Not All Answers Are Contextually Persuadable: Inference Dynamics in Large Language Models under Contextual Influence
Abstract
At the core of modern prompting techniques is contextual sensitivity, the ability of large language models to adapt their predictions based on inference-time context. Despite its central role, inference behavior under strong contextual influence remains poorly understood, particularly at the level of internal inference dynamics. To bridge this gap, we introduce a theoretical framework for analyzing contextual influence through inference dynamics, enabling quantitative characterization of inference behavior beyond output-level answer changes. Our analysis shows that inference dynamics do not exhibit unbounded drift under repeated contextual assertions. Instead, predictive representations converge to stable, query-dependent regimes that fundamentally constrain whether contextual signals can alter a model’s prediction.
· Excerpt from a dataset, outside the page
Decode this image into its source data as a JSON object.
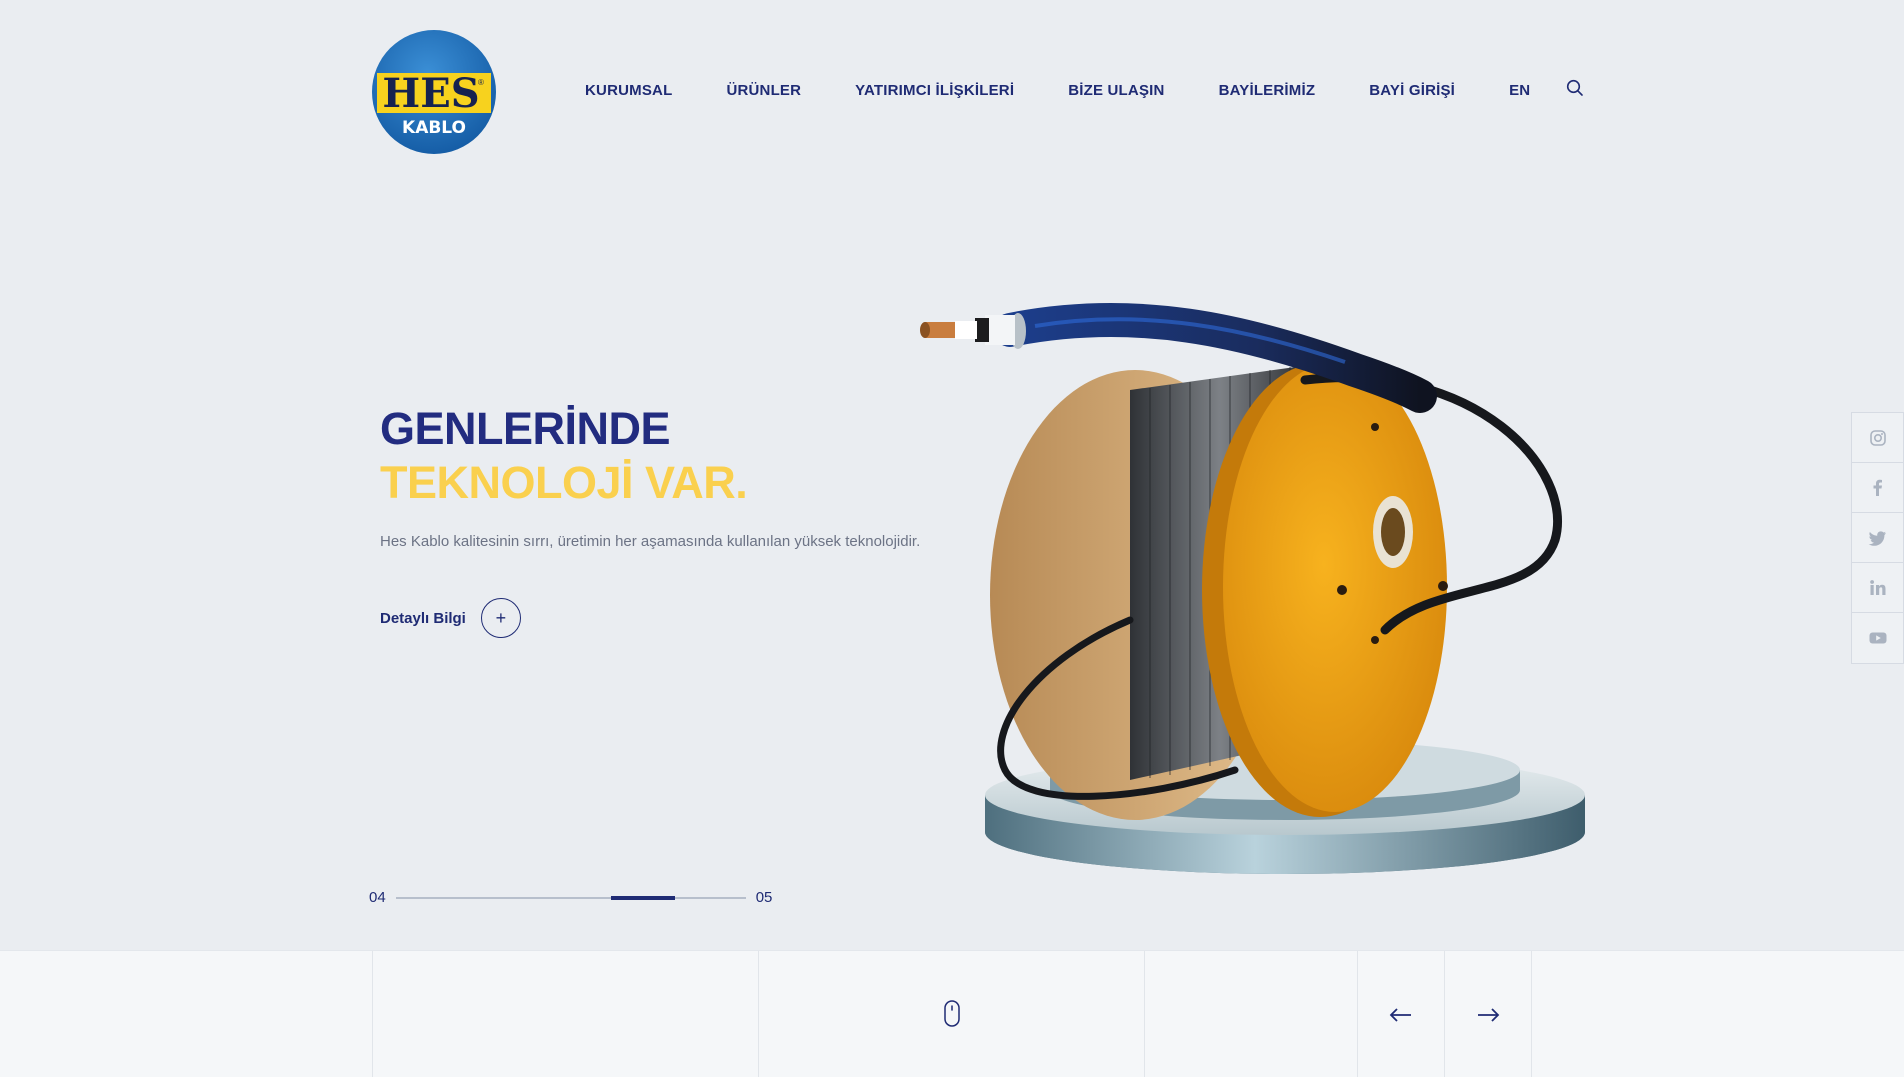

This leads to a surprising finding: Repeated contextual assertions do not act as accumulating evidence during inference and may therefore fail to alter a model’s prediction even under unbounded repetition, while in other cases a prediction change becomes inevitable. We empirically validate our theoretical predictions across diverse models and tasks, demonstrating strong alignment between theory and observed inference behavior. These contributions offer a principled pathway toward characterizing the limits of contextual influence during inference, and provide practical implications for designing and evaluating repetition-based prompting methods.